I was a grown-ass man by the time planes slammed into the World Trade Center in 2001, and I was nearing forty years of age when the economy collapsed in 2008. Those were enormous events in my life, but they weren’t formative. In many ways, my life in politics has been an effort to battle the way we reacted to those traumas because I think they made most Americans go a little crazy. This is a Generation X type of reaction. It’s a lot different from how younger generations have responded, and this has created a chasm in our culture and even among progressives on the left. Here’s how Maggie Astor of the New York Times describes it:

The oldest of them were just out of college on 9/11; the youngest were not yet born. Over the two decades that followed, they all came of age under storm clouds: of war, of recession, of mass shootings, wildfires and now a pandemic.

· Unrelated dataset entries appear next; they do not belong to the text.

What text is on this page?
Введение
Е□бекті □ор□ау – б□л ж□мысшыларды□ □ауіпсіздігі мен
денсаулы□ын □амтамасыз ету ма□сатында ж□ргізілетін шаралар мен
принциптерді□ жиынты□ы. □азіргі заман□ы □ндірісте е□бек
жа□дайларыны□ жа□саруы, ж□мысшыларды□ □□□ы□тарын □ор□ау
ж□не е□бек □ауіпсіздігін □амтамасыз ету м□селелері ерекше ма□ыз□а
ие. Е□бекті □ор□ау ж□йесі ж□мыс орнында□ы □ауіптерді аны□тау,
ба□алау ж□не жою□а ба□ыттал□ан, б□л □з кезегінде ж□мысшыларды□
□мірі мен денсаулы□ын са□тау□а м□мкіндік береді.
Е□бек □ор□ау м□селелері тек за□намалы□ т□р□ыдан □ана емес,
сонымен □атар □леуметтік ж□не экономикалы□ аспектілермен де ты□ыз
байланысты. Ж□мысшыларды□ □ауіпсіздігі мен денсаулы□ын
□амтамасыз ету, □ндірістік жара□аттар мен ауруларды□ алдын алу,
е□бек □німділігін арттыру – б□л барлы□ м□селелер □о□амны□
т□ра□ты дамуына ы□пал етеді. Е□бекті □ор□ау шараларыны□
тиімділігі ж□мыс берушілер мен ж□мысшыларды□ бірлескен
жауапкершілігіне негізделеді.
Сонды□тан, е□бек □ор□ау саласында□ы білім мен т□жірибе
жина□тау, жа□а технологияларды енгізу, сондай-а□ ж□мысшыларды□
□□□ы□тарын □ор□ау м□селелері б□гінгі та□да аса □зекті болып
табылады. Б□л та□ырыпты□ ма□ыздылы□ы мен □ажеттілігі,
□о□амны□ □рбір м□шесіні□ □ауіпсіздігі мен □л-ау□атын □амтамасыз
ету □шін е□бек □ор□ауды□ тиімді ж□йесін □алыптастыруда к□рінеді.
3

The result is perhaps the most profound generational gap since the 1960s: between the Generation X, baby boomer and Silent Generation voters who remember one world, and the millennial and Generation Z voters for whom that world never existed.

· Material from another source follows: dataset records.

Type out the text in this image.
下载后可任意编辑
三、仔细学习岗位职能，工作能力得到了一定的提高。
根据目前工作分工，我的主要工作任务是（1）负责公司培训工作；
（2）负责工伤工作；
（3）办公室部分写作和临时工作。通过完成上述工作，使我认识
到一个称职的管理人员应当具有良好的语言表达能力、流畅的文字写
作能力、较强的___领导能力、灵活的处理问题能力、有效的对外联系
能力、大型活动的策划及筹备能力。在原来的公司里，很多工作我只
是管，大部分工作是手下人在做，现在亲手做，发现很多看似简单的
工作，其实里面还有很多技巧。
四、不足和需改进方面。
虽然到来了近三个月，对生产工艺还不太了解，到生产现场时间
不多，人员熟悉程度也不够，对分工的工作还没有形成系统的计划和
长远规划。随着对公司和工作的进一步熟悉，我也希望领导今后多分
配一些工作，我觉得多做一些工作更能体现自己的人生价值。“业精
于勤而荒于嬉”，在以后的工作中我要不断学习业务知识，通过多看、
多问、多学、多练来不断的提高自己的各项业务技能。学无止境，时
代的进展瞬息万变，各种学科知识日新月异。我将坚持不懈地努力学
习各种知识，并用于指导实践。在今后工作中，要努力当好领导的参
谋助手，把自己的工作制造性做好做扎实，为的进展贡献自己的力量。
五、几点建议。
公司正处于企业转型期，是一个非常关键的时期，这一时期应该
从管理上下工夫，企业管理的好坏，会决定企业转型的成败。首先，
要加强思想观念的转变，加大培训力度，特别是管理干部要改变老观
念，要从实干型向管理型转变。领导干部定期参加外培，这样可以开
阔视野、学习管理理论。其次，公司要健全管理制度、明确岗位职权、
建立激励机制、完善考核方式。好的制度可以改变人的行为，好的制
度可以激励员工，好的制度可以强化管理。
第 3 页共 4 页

I never really thought my generation would be lumped with the Silent Generation since the most fundamental fact of my youth was that the 1960s had ruptured everything. Today, people can look back to the early years of the century and see a recognizable America. Growing up in the 1970s, the 1950’s might as well have been the 1850s.

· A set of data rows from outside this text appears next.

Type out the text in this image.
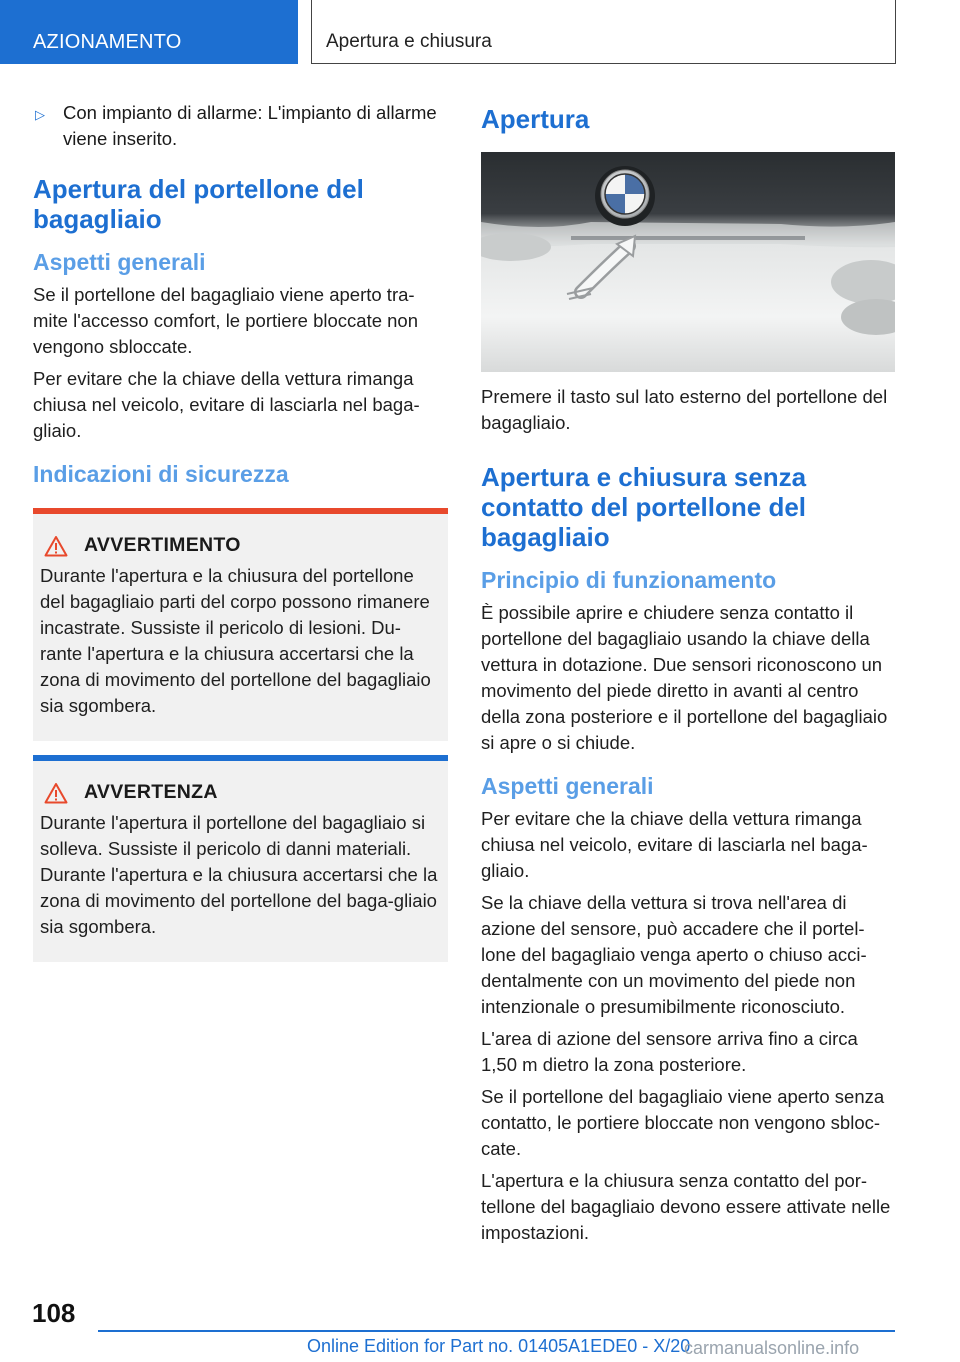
AZIONAMENTO	Apertura e chiusura
▷ Con impianto di allarme: L'impianto di allarme viene inserito.
Apertura del portellone del bagagliaio
Aspetti generali

Se il portellone del bagagliaio viene aperto tra-mite l'accesso comfort, le portiere bloccate non vengono sbloccate.

Per evitare che la chiave della vettura rimanga chiusa nel veicolo, evitare di lasciarla nel baga-gliaio.

Indicazioni di sicurezza
AVVERTIMENTO
Durante l'apertura e la chiusura del portellone del bagagliaio parti del corpo possono rimanere incastrate. Sussiste il pericolo di lesioni. Du-rante l'apertura e la chiusura accertarsi che la zona di movimento del portellone del bagagliaio sia sgombera.
AVVERTENZA
Durante l'apertura il portellone del bagagliaio si solleva. Sussiste il pericolo di danni materiali. Durante l'apertura e la chiusura accertarsi che la zona di movimento del portellone del baga-gliaio sia sgombera.
Apertura

Premere il tasto sul lato esterno del portellone del bagagliaio.

Apertura e chiusura senza contatto del portellone del bagagliaio
Principio di funzionamento

È possibile aprire e chiudere senza contatto il portellone del bagagliaio usando la chiave della vettura in dotazione. Due sensori riconoscono un movimento del piede diretto in avanti al centro della zona posteriore e il portellone del bagagliaio si apre o si chiude.

Aspetti generali

Per evitare che la chiave della vettura rimanga chiusa nel veicolo, evitare di lasciarla nel baga-gliaio.

Se la chiave della vettura si trova nell'area di azione del sensore, può accadere che il portel-lone del bagagliaio venga aperto o chiuso acci-dentalmente con un movimento del piede non intenzionale o presumibilmente riconosciuto.

L'area di azione del sensore arriva fino a circa 1,50 m dietro la zona posteriore.

Se il portellone del bagagliaio viene aperto senza contatto, le portiere bloccate non vengono sbloc-cate.

L'apertura e la chiusura senza contatto del por-tellone del bagagliaio devono essere attivate nelle impostazioni.

108
Online Edition for Part no. 01405A1EDE0 - X/20
carmanualsonline.info
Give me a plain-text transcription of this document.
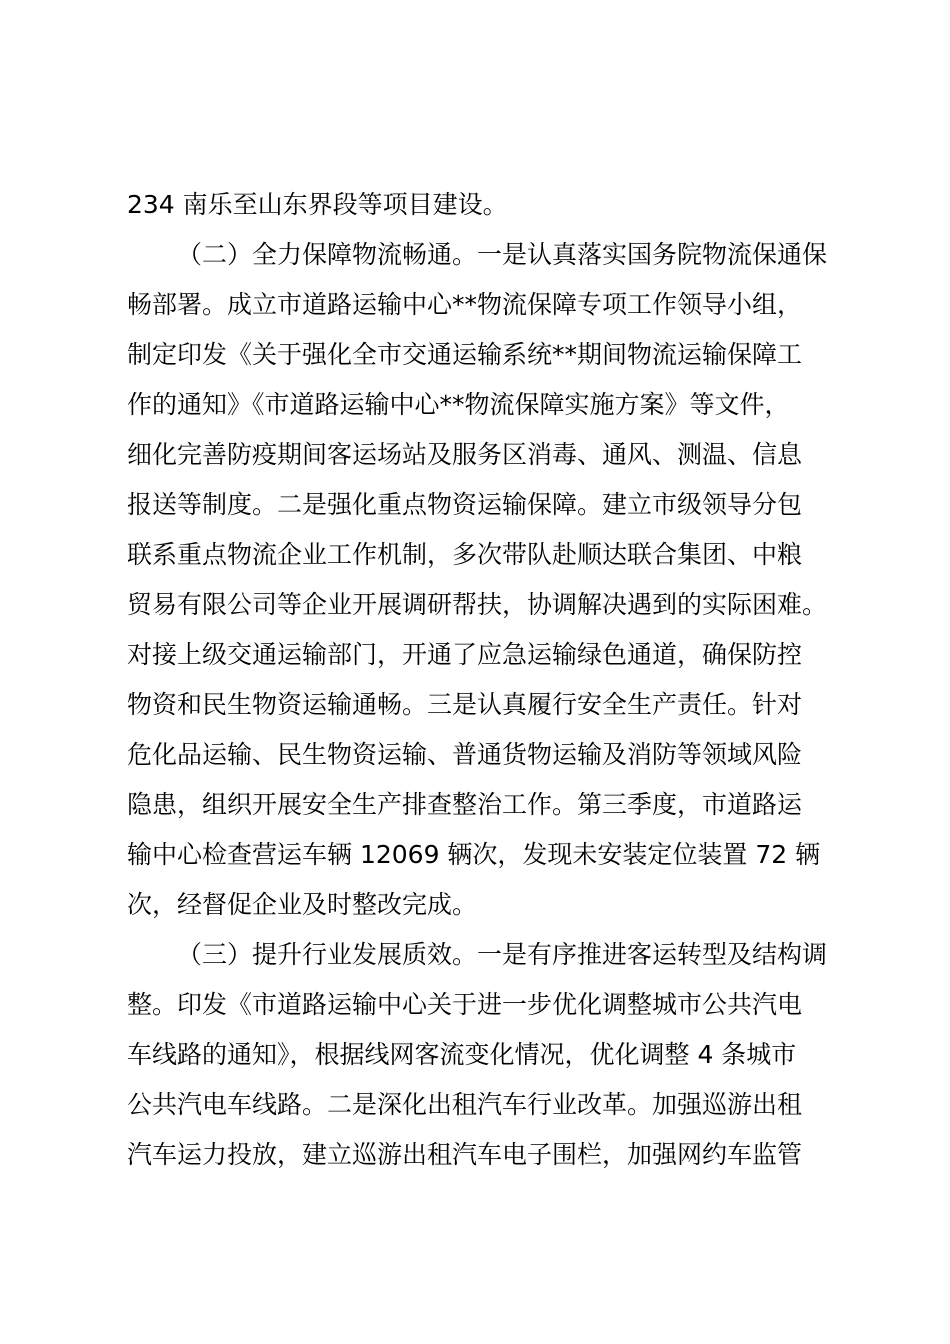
234 南乐至山东界段等项目建设。
（二）全力保障物流畅通。一是认真落实国务院物流保通保
畅部署。成立市道路运输中心**物流保障专项工作领导小组，
制定印发《关于强化全市交通运输系统**期间物流运输保障工
作的通知》《市道路运输中心**物流保障实施方案》等文件，
细化完善防疫期间客运场站及服务区消毒、通风、测温、信息
报送等制度。二是强化重点物资运输保障。建立市级领导分包
联系重点物流企业工作机制，多次带队赴顺达联合集团、中粮
贸易有限公司等企业开展调研帮扶，协调解决遇到的实际困难。
对接上级交通运输部门，开通了应急运输绿色通道，确保防控
物资和民生物资运输通畅。三是认真履行安全生产责任。针对
危化品运输、民生物资运输、普通货物运输及消防等领域风险
隐患，组织开展安全生产排查整治工作。第三季度，市道路运
输中心检查营运车辆 12069 辆次，发现未安装定位装置 72 辆
次，经督促企业及时整改完成。
（三）提升行业发展质效。一是有序推进客运转型及结构调
整。印发《市道路运输中心关于进一步优化调整城市公共汽电
车线路的通知》，根据线网客流变化情况，优化调整 4 条城市
公共汽电车线路。二是深化出租汽车行业改革。加强巡游出租
汽车运力投放，建立巡游出租汽车电子围栏，加强网约车监管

But I do see the point Ms. Astor is making. You can see the generational gap between Generation X and the Millennials in the massive difference in who they support for the Democratic presidential nomination. And you can see the discomfort Millennials and Gen Y folks have with not getting their way. They’re coming into their own, but it’s Gen X’s time to run the country. We’ve waited patiently for the Boomers to pass the torch and we won’t be skipped over.

At the same time, nothing is ever going to be same after the coronavirus pandemic is over. The old debates about big and small government are over. Many of the death-grip battles of the Boomer generation will be set aside or diminished in importance, and that’s been a lifelong goal of Gen X’ers.

I think we will discover the our destiny was to serve as a bridge between the old and the new rather than a force in our own right. We’re here to keep the porridge from getting too hot or cold.  For the next twenty years or so, Gen X will have the most power in the country, but we’ll be living in a world we hardly recognize. It’s a big responsibility, it’s not what we expected, but I think we’re up to the challenge.